BSG - Season 1 - Episode 08
BSG - 1x08 - Flesh and Bone - Originally Aired: 2004-12-6
A Cylon, who calls himself Leoben, is discovered on one of the ships in the fleet. Commander Adama sends Kara to interrogate him, or rather, it. The Cylon tells Kara that he planted a nuclear device on one of the ships. Although she doesn't believe it, Kara passes on the warning.
As her colleagues search for the device, Kara engages Leoben in a battle of wills. Theological debates about souls and the humanity of Cylons lead to mind games, threats, and, ultimately, torture. Taking a personal interest in what Leoben has to say, President Roslin joins the interrogation.
On Galactica, Sharon asks Baltar to try out his new Cylon-detecting technology on her.
Meanwhile, on far-off Caprica, another Sharon conspires with her Cylon associates Doral and Number Six to convince Helo to remain on the planet and start a new life. [Blu-ray] [DVD]
- How did Leoben know so much about Starbuck's past?
- Leoben claims he is god in this episode. It is not clear if he is doing philosophical double talk, as Adama would call it, or if there is more significance to the line.
- Boomer claims to be from the city of Troy (which is presumably on Aerelon). But Six claims that's a lie.
- The current survivor count on Laura's whiteboard can be seen to read 47954 in this episode.
- Leoben: "To know the face is god is to know madness."
- Six: "Wonder why the call her Boomer?"
- Leoben: "Do you realize I could kill you before they came back in the room? I could get to my feet, rip your skull from your spinal column, crash through that door, and kill the guard in less time than it's taking me to describe it to you?"
- Leoben psychoanalyzing Starbuck and accurately predicting her family history.
- Baltar discovering Boomer to be a Cylon.
- Leoben: "Each of us plays a role; each time a different role. Maybe the last time I was the interrogator and you were the prisoner. The players change, the story remains the same. And this time, this time, your role is to deliver my soul unto god. Do it for me. It's your destiny. And mine. And I told you I had a surprise for you. Are you ready? You are going to find Kobol, birthplace of us all. Kobol will lead you to Earth. This is my gift to you, Kara."
- Leoben declaring to Roslin that Adama is a Cylon.
- Roslin ordering Leoben thrown out the airlock.
- Roslin: "President Adar once said that the interesting thing about being a president is that you don't have to explain yourself to anyone."
Like Litmus, this is another episode which does little more than simply advance the running plot arcs a bit, but this one does so in style. Leoben is one of my favorite Cylons because he's just so interesting to listen to and watch. It's kind of annoying that all his spiritual talk in this episode seemed to lack an overall purpose and significance, but at least some of it was interesting. His prophesying that Earth actually does exist and that the humans will find it has some interesting implications. Is it true, or is he just messing with them? His creepily detailed and accurate read of Starbuck's past and psychological profile was also of distinct interest.

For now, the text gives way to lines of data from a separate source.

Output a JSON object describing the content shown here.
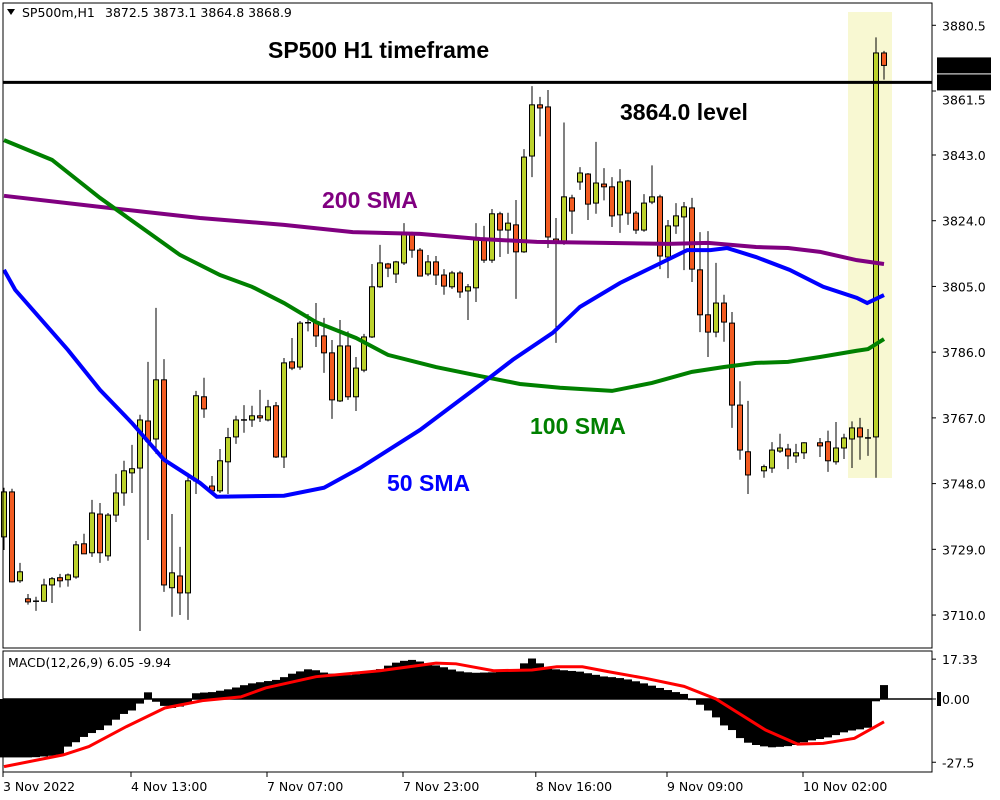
{
  "header": {
    "symbol": "SP500m,H1",
    "ohlc": "3872.5 3873.1 3864.8 3868.9"
  },
  "annotations": {
    "title": "SP500 H1 timeframe",
    "level_label": "3864.0 level",
    "sma200_label": "200 SMA",
    "sma100_label": "100 SMA",
    "sma50_label": "50 SMA"
  },
  "colors": {
    "bull": "#bcd22c",
    "bear": "#f25c22",
    "sma50": "#0000ff",
    "sma100": "#008000",
    "sma200": "#800080",
    "highlight": "#f8f8d2",
    "signal": "#ff0000",
    "histogram": "#000000"
  },
  "chart_data": {
    "type": "candlestick",
    "price_axis": {
      "ticks": [
        "3880.5",
        "3861.5",
        "3843.0",
        "3824.0",
        "3805.0",
        "3786.0",
        "3767.0",
        "3748.0",
        "3729.0",
        "3710.0"
      ],
      "current_price": "3868.9",
      "level": "3864.0"
    },
    "time_axis": [
      {
        "bar": 0,
        "label": "3 Nov 2022"
      },
      {
        "bar": 16,
        "label": "4 Nov 13:00"
      },
      {
        "bar": 33,
        "label": "7 Nov 07:00"
      },
      {
        "bar": 50,
        "label": "7 Nov 23:00"
      },
      {
        "bar": 66.6,
        "label": "8 Nov 16:00"
      },
      {
        "bar": 83,
        "label": "9 Nov 09:00"
      },
      {
        "bar": 100,
        "label": "10 Nov 02:00"
      }
    ],
    "highlight_bars": [
      106,
      110
    ],
    "candles_ohlc": [
      [
        3732.6,
        3746.8,
        3728.8,
        3745.6
      ],
      [
        3745.6,
        3746.5,
        3719.4,
        3719.6
      ],
      [
        3719.9,
        3725.1,
        3719.3,
        3722.5
      ],
      [
        3714.7,
        3716.1,
        3713.0,
        3713.8
      ],
      [
        3714.0,
        3715.3,
        3711.2,
        3714.0
      ],
      [
        3714.0,
        3720.5,
        3713.8,
        3718.7
      ],
      [
        3718.7,
        3721.0,
        3713.5,
        3720.5
      ],
      [
        3720.8,
        3721.9,
        3718.0,
        3719.9
      ],
      [
        3720.2,
        3722.0,
        3718.2,
        3721.6
      ],
      [
        3721.0,
        3731.4,
        3720.5,
        3730.3
      ],
      [
        3730.6,
        3733.5,
        3727.7,
        3727.7
      ],
      [
        3728.0,
        3743.3,
        3726.8,
        3739.5
      ],
      [
        3739.2,
        3742.4,
        3725.1,
        3728.0
      ],
      [
        3727.1,
        3739.5,
        3725.7,
        3738.9
      ],
      [
        3738.9,
        3750.8,
        3736.9,
        3745.3
      ],
      [
        3745.3,
        3754.6,
        3741.6,
        3751.7
      ],
      [
        3751.1,
        3759.2,
        3745.3,
        3752.3
      ],
      [
        3752.5,
        3767.9,
        3705.4,
        3766.4
      ],
      [
        3766.1,
        3783.2,
        3731.7,
        3760.3
      ],
      [
        3760.9,
        3798.8,
        3756.6,
        3778.0
      ],
      [
        3778.0,
        3784.0,
        3716.7,
        3718.7
      ],
      [
        3717.9,
        3739.2,
        3709.5,
        3722.2
      ],
      [
        3721.3,
        3729.7,
        3710.0,
        3716.4
      ],
      [
        3716.4,
        3751.1,
        3708.6,
        3748.8
      ],
      [
        3748.8,
        3774.8,
        3745.0,
        3773.4
      ],
      [
        3773.1,
        3778.6,
        3767.0,
        3769.6
      ],
      [
        3747.3,
        3750.2,
        3745.6,
        3745.9
      ],
      [
        3745.9,
        3758.0,
        3745.3,
        3754.6
      ],
      [
        3754.3,
        3764.1,
        3745.0,
        3761.3
      ],
      [
        3761.5,
        3767.6,
        3759.5,
        3766.4
      ],
      [
        3766.4,
        3770.7,
        3762.7,
        3766.4
      ],
      [
        3766.4,
        3770.5,
        3764.4,
        3767.6
      ],
      [
        3767.6,
        3775.1,
        3765.8,
        3767.0
      ],
      [
        3766.4,
        3772.2,
        3766.0,
        3770.2
      ],
      [
        3770.5,
        3771.6,
        3755.4,
        3755.7
      ],
      [
        3755.7,
        3784.3,
        3752.5,
        3782.9
      ],
      [
        3783.2,
        3790.1,
        3780.8,
        3781.4
      ],
      [
        3781.7,
        3795.0,
        3780.9,
        3794.4
      ],
      [
        3794.4,
        3797.0,
        3792.0,
        3794.5
      ],
      [
        3794.7,
        3800.2,
        3787.5,
        3790.7
      ],
      [
        3790.7,
        3795.9,
        3780.0,
        3785.8
      ],
      [
        3785.8,
        3789.5,
        3766.7,
        3772.2
      ],
      [
        3771.9,
        3795.3,
        3771.6,
        3787.8
      ],
      [
        3787.8,
        3792.0,
        3772.2,
        3773.1
      ],
      [
        3773.1,
        3784.6,
        3769.0,
        3781.4
      ],
      [
        3780.8,
        3791.3,
        3780.2,
        3790.4
      ],
      [
        3790.4,
        3811.5,
        3790.1,
        3804.9
      ],
      [
        3804.9,
        3817.0,
        3804.6,
        3811.8
      ],
      [
        3811.5,
        3811.8,
        3807.7,
        3810.3
      ],
      [
        3808.6,
        3812.4,
        3806.0,
        3812.1
      ],
      [
        3811.8,
        3823.3,
        3811.2,
        3820.5
      ],
      [
        3820.5,
        3820.8,
        3813.3,
        3815.5
      ],
      [
        3815.5,
        3816.1,
        3808.0,
        3808.0
      ],
      [
        3808.6,
        3814.1,
        3808.0,
        3812.1
      ],
      [
        3812.1,
        3813.8,
        3805.4,
        3808.3
      ],
      [
        3808.3,
        3810.0,
        3802.6,
        3805.1
      ],
      [
        3804.9,
        3809.5,
        3804.3,
        3808.9
      ],
      [
        3808.9,
        3809.5,
        3801.7,
        3803.4
      ],
      [
        3803.7,
        3805.7,
        3795.3,
        3804.9
      ],
      [
        3804.6,
        3823.3,
        3800.5,
        3818.4
      ],
      [
        3818.7,
        3822.5,
        3811.8,
        3812.6
      ],
      [
        3812.6,
        3827.4,
        3811.8,
        3826.0
      ],
      [
        3826.0,
        3826.6,
        3813.5,
        3821.3
      ],
      [
        3821.3,
        3826.3,
        3814.4,
        3823.3
      ],
      [
        3822.8,
        3830.0,
        3801.4,
        3815.0
      ],
      [
        3815.0,
        3844.7,
        3814.7,
        3842.4
      ],
      [
        3842.7,
        3862.9,
        3836.6,
        3857.5
      ],
      [
        3857.5,
        3859.8,
        3848.4,
        3856.6
      ],
      [
        3856.9,
        3861.8,
        3816.1,
        3819.3
      ],
      [
        3818.7,
        3824.8,
        3788.7,
        3817.8
      ],
      [
        3817.8,
        3852.4,
        3817.0,
        3830.9
      ],
      [
        3830.6,
        3831.5,
        3820.2,
        3826.8
      ],
      [
        3835.2,
        3839.5,
        3832.9,
        3837.8
      ],
      [
        3837.5,
        3837.8,
        3824.2,
        3828.8
      ],
      [
        3829.1,
        3846.8,
        3826.0,
        3834.9
      ],
      [
        3834.6,
        3839.2,
        3829.9,
        3833.8
      ],
      [
        3833.8,
        3836.6,
        3822.2,
        3825.4
      ],
      [
        3825.7,
        3838.9,
        3820.5,
        3835.2
      ],
      [
        3835.5,
        3835.8,
        3822.8,
        3826.2
      ],
      [
        3826.2,
        3826.8,
        3820.2,
        3821.3
      ],
      [
        3821.3,
        3831.7,
        3820.8,
        3829.1
      ],
      [
        3829.4,
        3840.0,
        3828.8,
        3830.9
      ],
      [
        3830.9,
        3831.5,
        3810.0,
        3813.8
      ],
      [
        3813.5,
        3824.2,
        3807.4,
        3822.5
      ],
      [
        3822.5,
        3829.1,
        3820.2,
        3825.4
      ],
      [
        3825.1,
        3829.4,
        3809.7,
        3828.0
      ],
      [
        3827.7,
        3830.6,
        3806.3,
        3810.0
      ],
      [
        3809.8,
        3820.7,
        3791.8,
        3796.8
      ],
      [
        3796.8,
        3821.0,
        3784.6,
        3791.8
      ],
      [
        3791.8,
        3811.8,
        3790.3,
        3800.2
      ],
      [
        3800.2,
        3802.6,
        3789.0,
        3794.7
      ],
      [
        3794.4,
        3797.6,
        3764.1,
        3770.7
      ],
      [
        3770.7,
        3777.6,
        3754.9,
        3757.7
      ],
      [
        3757.2,
        3771.9,
        3745.0,
        3750.5
      ],
      null,
      [
        3751.7,
        3753.5,
        3749.7,
        3752.9
      ],
      [
        3752.5,
        3760.0,
        3751.1,
        3757.7
      ],
      [
        3757.4,
        3762.4,
        3756.9,
        3758.3
      ],
      [
        3758.0,
        3759.5,
        3752.2,
        3756.0
      ],
      [
        3756.0,
        3759.5,
        3754.0,
        3756.9
      ],
      [
        3756.9,
        3760.0,
        3755.1,
        3759.8
      ],
      null,
      [
        3759.8,
        3761.2,
        3755.7,
        3758.9
      ],
      [
        3760.1,
        3763.3,
        3751.4,
        3754.6
      ],
      [
        3754.3,
        3765.8,
        3753.5,
        3758.3
      ],
      [
        3758.3,
        3762.4,
        3755.1,
        3761.2
      ],
      [
        3760.9,
        3766.0,
        3752.5,
        3764.1
      ],
      [
        3764.1,
        3767.0,
        3754.9,
        3761.5
      ],
      [
        3761.2,
        3763.8,
        3756.0,
        3761.2
      ],
      [
        3761.5,
        3877.0,
        3749.7,
        3872.5
      ],
      [
        3872.5,
        3873.1,
        3864.8,
        3868.9
      ]
    ],
    "sma50": [
      [
        0,
        3809.8
      ],
      [
        1.4,
        3804
      ],
      [
        3.6,
        3798.2
      ],
      [
        8,
        3786.6
      ],
      [
        12,
        3775.1
      ],
      [
        16,
        3765.5
      ],
      [
        20,
        3754.9
      ],
      [
        24.5,
        3748.2
      ],
      [
        26.6,
        3744.2
      ],
      [
        35,
        3744.5
      ],
      [
        40,
        3746.8
      ],
      [
        44.5,
        3752.5
      ],
      [
        52,
        3763.5
      ],
      [
        59.5,
        3776.5
      ],
      [
        63.6,
        3783.8
      ],
      [
        68.6,
        3791.6
      ],
      [
        72,
        3799.1
      ],
      [
        77,
        3806
      ],
      [
        81.6,
        3811.2
      ],
      [
        85.4,
        3815.5
      ],
      [
        88.3,
        3815.5
      ],
      [
        90.4,
        3816.1
      ],
      [
        94,
        3813.5
      ],
      [
        98.2,
        3809.8
      ],
      [
        102.4,
        3804.9
      ],
      [
        106.6,
        3801.7
      ],
      [
        107.9,
        3800.2
      ],
      [
        110,
        3802.5
      ]
    ],
    "sma100": [
      [
        0,
        3847.3
      ],
      [
        6,
        3841.6
      ],
      [
        12,
        3830.6
      ],
      [
        18,
        3820.7
      ],
      [
        22,
        3814.1
      ],
      [
        27,
        3808.3
      ],
      [
        31,
        3804.9
      ],
      [
        35,
        3800.2
      ],
      [
        39,
        3794.7
      ],
      [
        44,
        3790.1
      ],
      [
        48,
        3785.2
      ],
      [
        54,
        3781.7
      ],
      [
        59.5,
        3779.1
      ],
      [
        64.5,
        3776.8
      ],
      [
        69.5,
        3775.7
      ],
      [
        76,
        3774.8
      ],
      [
        81,
        3777.1
      ],
      [
        86,
        3780.3
      ],
      [
        90,
        3781.7
      ],
      [
        94,
        3782.9
      ],
      [
        98,
        3783.2
      ],
      [
        102,
        3784.6
      ],
      [
        106.6,
        3786.4
      ],
      [
        108,
        3786.9
      ],
      [
        110,
        3789.8
      ]
    ],
    "sma200": [
      [
        0,
        3831.2
      ],
      [
        12,
        3828
      ],
      [
        24.5,
        3824.8
      ],
      [
        35,
        3822.8
      ],
      [
        43.6,
        3820.7
      ],
      [
        52,
        3820.2
      ],
      [
        59.5,
        3818.7
      ],
      [
        66.6,
        3817.9
      ],
      [
        75,
        3817.6
      ],
      [
        83,
        3817.3
      ],
      [
        88,
        3817.6
      ],
      [
        94,
        3816.4
      ],
      [
        98,
        3816.1
      ],
      [
        102,
        3815
      ],
      [
        106.6,
        3812.6
      ],
      [
        110,
        3811.5
      ]
    ]
  },
  "macd": {
    "label": "MACD(12,26,9) 6.05 -9.94",
    "ticks": [
      "17.33",
      "0.00",
      "-27.5"
    ],
    "histogram": [
      -25.4,
      -25.4,
      -25.4,
      -25.4,
      -25.3,
      -25,
      -24.7,
      -24.3,
      -20.7,
      -18.8,
      -16.5,
      -14.8,
      -13.5,
      -11.5,
      -9,
      -6.5,
      -5,
      -2,
      2.9,
      -1.2,
      -3,
      -3.9,
      -3.3,
      -2,
      2.5,
      2.8,
      3,
      3.6,
      4.2,
      5,
      6,
      6.8,
      7.3,
      7.8,
      8.3,
      9.5,
      11,
      12,
      12.9,
      12.5,
      11.5,
      11,
      10.7,
      10.4,
      10.8,
      11.4,
      11.9,
      13,
      14.5,
      15.8,
      16.6,
      17,
      16.3,
      15.5,
      14.6,
      13.8,
      12.8,
      12,
      11.6,
      11.4,
      11.5,
      11.6,
      11.8,
      12.2,
      13,
      15.5,
      17.6,
      15.5,
      13.9,
      12.9,
      12.5,
      12.2,
      11.9,
      11.2,
      10.5,
      9.8,
      9.5,
      9.1,
      8.5,
      7.7,
      6.8,
      5.8,
      4.8,
      3.9,
      3,
      2.2,
      -0.5,
      -2.5,
      -5,
      -8,
      -11.5,
      -13.5,
      -17,
      -19,
      -20,
      -20.6,
      -21,
      -20.8,
      -20.5,
      -20,
      -18.8,
      -18,
      -17.4,
      -16.7,
      -15.7,
      -14.5,
      -13.7,
      -13.2,
      -12.5,
      -1,
      6.05
    ],
    "signal": [
      [
        0,
        -29.4
      ],
      [
        7.4,
        -24.3
      ],
      [
        10.6,
        -20.7
      ],
      [
        15.3,
        -12
      ],
      [
        20.1,
        -3.9
      ],
      [
        24.8,
        -0.7
      ],
      [
        29.6,
        0.9
      ],
      [
        32.7,
        4.8
      ],
      [
        39,
        9.7
      ],
      [
        47,
        12.3
      ],
      [
        54,
        15.6
      ],
      [
        56.5,
        15.3
      ],
      [
        61.2,
        12.3
      ],
      [
        66,
        12.6
      ],
      [
        69.1,
        14
      ],
      [
        72.3,
        14
      ],
      [
        75.5,
        11.9
      ],
      [
        80.2,
        9
      ],
      [
        85,
        5.5
      ],
      [
        89,
        0
      ],
      [
        95.2,
        -13.5
      ],
      [
        99.2,
        -19.6
      ],
      [
        102.4,
        -19.3
      ],
      [
        106.3,
        -17.1
      ],
      [
        110,
        -9.94
      ]
    ]
  }
}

Indeed, what makes this episode shine is the interplay between Leoben and Starbuck, as well as toward the end of the episode the interplay between Leoben and Roslin. Watching Leoben interact with people was utterly fascinating, for his character is shrouded in so many layers of mysterious intent. On one hand, he's most definitely trying to create fear, uncertainty, and doubt. On the other hand, he does tend to mix his lies with truth as Adama said. The Cylons are experts at misdirection and Leoben is a prime example of this.
On the Boomer-Helo front, I'm not sure what to make of the events of this episode. It seems quite clear that the Cylons want Boomer and Helo to stay on Caprica and start a life together. But it also seems pretty clear that Boomer has betrayed the Cylons' plans for them. Why? This much is not made clear.
In the end, as much as I liked this episode from a stylistic point of view, there is next to nothing concrete that can be retained plot-wise from the episode. So while one of the more entertaining and thought provoking episodes of the season, I can't grant it a high rating due to its ambiguous purpose. There's not necessarily anything wrong with that, for it may enhance a future, more pointed episode in the future. But I can't rate episodes based on what might be.
The following are comments submitted by my readers.
- From -_Name_- on 2013-06-18 at 2:20pm:
This was a great episode. The ambiguity is superb - how much of what he said was some kind of calculated disinformation algorithm, intended to confuse and paralyze, and how much was heart-felt? Interesting either way.
The only real problem is how Adama agreed with the president's order to interrogate the Cylon... He could've made a very convincing case that this was a military decision and that it was too dangerous and futile to bother, especially after his own experience... So: weird that he didn't bother to argue, and come to think of it weird that he would send Starbuck (recently rescued and walking with a cane) instead of going himself.